Mortgage Debt for Equity swaps

A popular idea that has been discussed in the past (and if Niamh Hennessy’s article proves correct may become working reality) is that of banks taking equity in the family home in exchange for reducing the debt on the property.

I’d like to go through this by looking at the differences in cost, the difference to the mortgage holder and to take a look at why it may not be a great idea.

The bank balance sheet currently looks like the picture to the right, the value of the asset (the loan) is based upon the amount of finance advanced, not the value of the underlying security.

Remember: When you put in your deposit, you are the first equity owner, if prices fall the owners equity is wiped out first which is why ‘negative equity’ is a talk about current value versus the mortgage secured and not just current value versus market value.

People who’s property fell 40% but who have no mortgage cannot crystallize that loss in the way that a person who can’t repay a loan can potentially do.

When you get a property crash the situation looks like this new scenario. As long as the borrower makes every repayment on time then the underlying property (which is the security – the loan is the asset) remains valued in full.

The borrowers LTV is now 200%, which you get by dividing the loan amount by the property value (normally this is a positive figure) 200k/100k = 2 x 100 (to get %) = 200%.

However, if the person is having trouble repaying then it changes the situation, in some cases (depending on the size of the arrears) the loan will be written down in value but generally there is forbearance and other measures which aim to prevent a repossession and sale.

If the solution was to reduce the loan & take equity in the property then the following situation arises (see picture 3 if you prefer images): The person has value of 100k and they give away half of it (50k) and in return the bank reduce the loan amount by 50k and take equity of 50% of the property.

The repayment on that loan (we’ll say that it is 200,000 at 5% over 25yrs) goes from €1,169 per month on a repayment basis to €876 (the bank own half of the property but their savings don’t equate to 50% obviously).

On an interest only basis the cost goes from €833 to €625, a mere €208 per month for giving up half ownership, but what have the bank given up?

Their position is a €150k loan plus half ownership of the house (50k) meaning that their net position is still €200,000 while the borrower is down half ownership and in terms of LTV where are they?

Back to that calculation! now it is 150k/50k = 300%

They have become even more leveraged! They gain a small amount of reprieve but the bank doesn’t take a fair share of the burden.

So we move onto the fourth picture…

Not only that, but it doesn’t improve the banking position because by doing this they create an even more illiquid asset, you can’t securitize part ownerships, it doesn’t create a deposit which can be lent out, it has no effect other than to make an accounting trick in the banks favour.

Now we’ll consider that the person who can’t pay still can’t pay and the bank make a move on them.

Their situation in the first example was that they were €100,000 underwater – that would be the shortfall they have to make up if the house was sold from under them.

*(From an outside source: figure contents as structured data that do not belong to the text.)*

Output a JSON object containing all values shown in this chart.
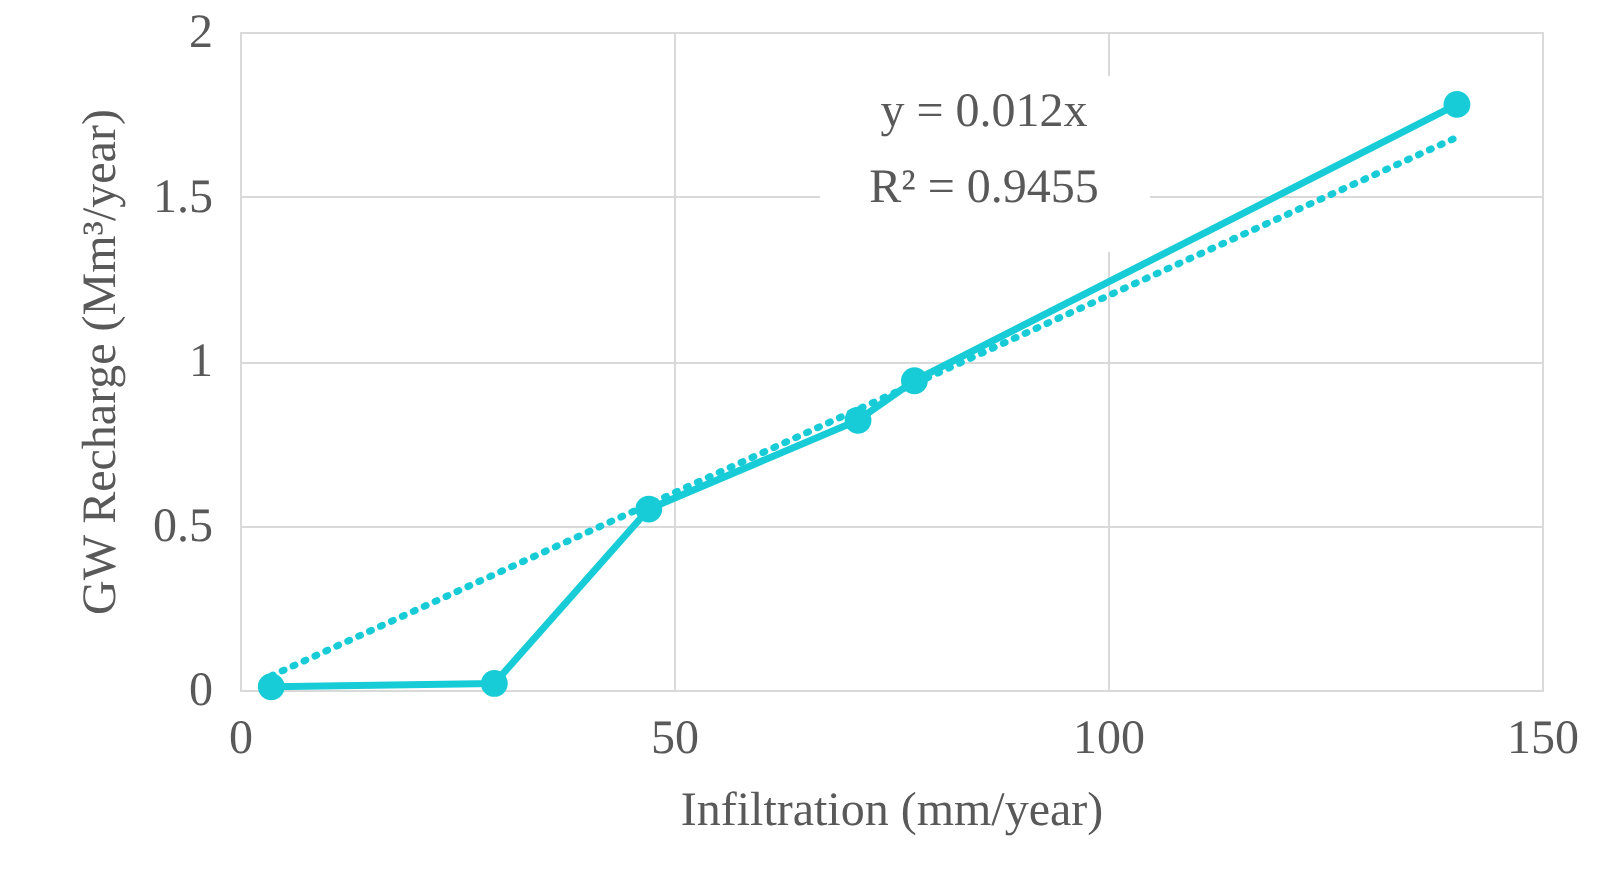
{
  "chart_data": {
    "type": "line",
    "xlabel": "Infiltration (mm/year)",
    "ylabel": "GW Recharge (Mm³/year)",
    "xlim": [
      0,
      150
    ],
    "xticks": [
      0,
      50,
      100,
      150
    ],
    "ylim": [
      0,
      2
    ],
    "yticks": [
      0,
      0.5,
      1,
      1.5,
      2
    ],
    "grid": true,
    "annotations": [
      "y = 0.012x",
      "R² = 0.9455"
    ],
    "series": [
      {
        "color": "#17ccd6",
        "x": [
          3.6,
          29.3,
          47.1,
          71.2,
          77.7,
          140.2
        ],
        "values": [
          0.01,
          0.02,
          0.55,
          0.82,
          0.94,
          1.78
        ],
        "marker": "circle",
        "line_style": "solid"
      },
      {
        "type": "line",
        "color": "#17ccd6",
        "x": [
          3.6,
          140.2
        ],
        "values": [
          0.043,
          1.68
        ],
        "marker": "none",
        "line_style": "dotted"
      }
    ]
  }
}
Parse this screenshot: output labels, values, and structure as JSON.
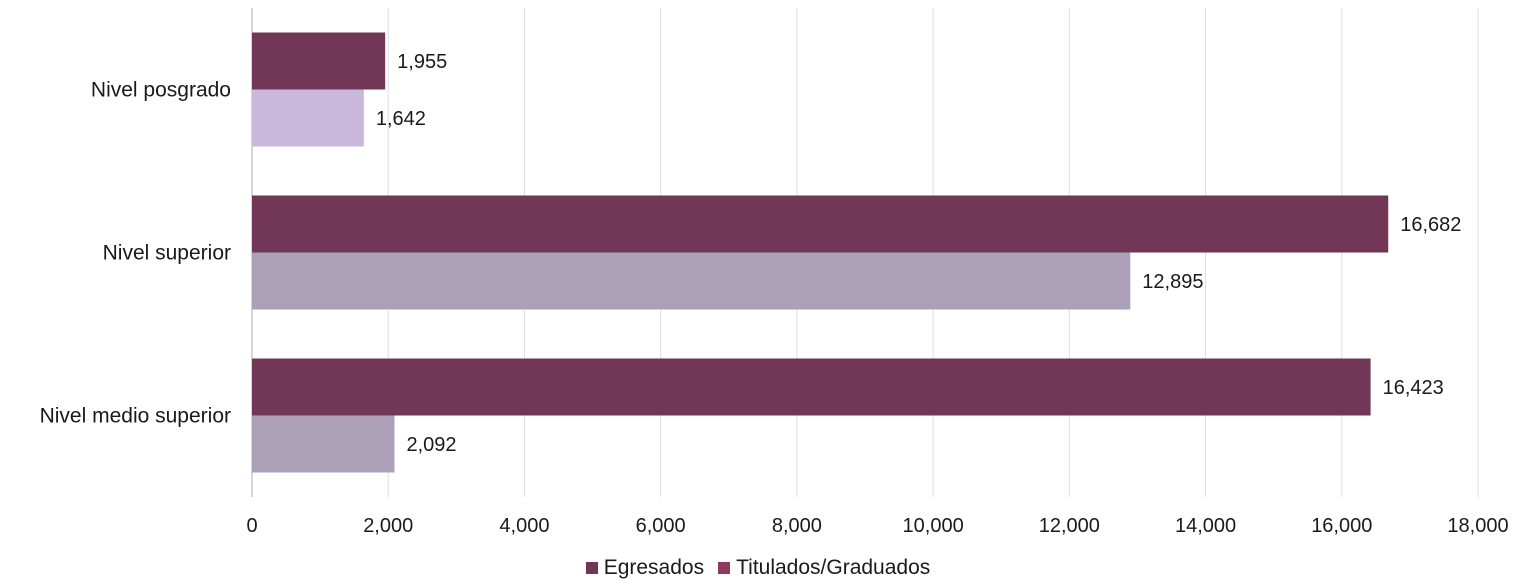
{
  "chart_data": {
    "type": "bar",
    "orientation": "horizontal",
    "categories": [
      "Nivel posgrado",
      "Nivel superior",
      "Nivel medio superior"
    ],
    "series": [
      {
        "name": "Egresados",
        "values": [
          1955,
          16682,
          16423
        ],
        "color": "#723757"
      },
      {
        "name": "Titulados/Graduados",
        "values": [
          1642,
          12895,
          2092
        ],
        "colors": [
          "#c9b8dc",
          "#aca0b9",
          "#aca0b9"
        ],
        "legend_color": "#8e3a5e"
      }
    ],
    "data_labels": [
      [
        "1,955",
        "16,682",
        "16,423"
      ],
      [
        "1,642",
        "12,895",
        "2,092"
      ]
    ],
    "xlim": [
      0,
      18000
    ],
    "x_ticks": [
      "0",
      "2,000",
      "4,000",
      "6,000",
      "8,000",
      "10,000",
      "12,000",
      "14,000",
      "16,000",
      "18,000"
    ],
    "grid": "vertical",
    "legend_position": "bottom"
  }
}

In this new situation does it improve?

No, they still have the same 100k shortfall because of the bank owning 50% of the collateral.

Wild as it may seem we are likely through the worst of the bad news, I’m not saying its over, but that we are definitely deep into the 2nd half.

The latest OECD data suggest this.

As you can see from the table we are down almost 39%, which is not as far as many other estimates say we are (up to 50% according to Sherry Fitz).

Even if Japan is to be our proxy then there is about 13-14% more to go. ‘We’ll be worse!’ I hear you say, but I doubt it, at the height of the Japanese bubble a 3m square closet in Ginza (you couldn’t build or even place a kiosk on this) sold for $600,000. It got stupid here, but not that stupid. Japanese real estate was valued at 4 times the entire USA at one point!

The other downside is if there is an eventual return of the market, the charts below show that on average it will take about 4-5yrs to get through the blow-out. Then something interesting happens, property stays below fundamental value for c.7yrs, a big driver of this being sentiment and the credit cycle post crash.

Above we see the effects  in the UK, Finland and Sweden, the final graph is all of them together. If the person was able to hold out for long enough (bearing in mind the worst is over) then their odds are better by being a full owner of the property and getting some kind of sweetheart deal – but that is costly and will definitely represent a transfer from either taxpayers or other borrowers/users of the banks (via operational costs passed on).

So perhaps the best thing to do is rush through the Personal Insolvency Bill 2012 which is being drafted up as we speak, give people an out and some method that does it humanely. For those who have no chance of repaying the debt will need to be wiped out or it eradicates a motivation to return to work (why do it if a bank has claim on you once you make some money?).

We’ll need to see repossessions, lots of them, we need to get to market clearing prices and let people who can’t make it through fail in a manner that doesn’t destroy their future. Failure is not wrong, rather it is the excessive punishment of failure which puts people in a situation where they won’t try again which is the mistake.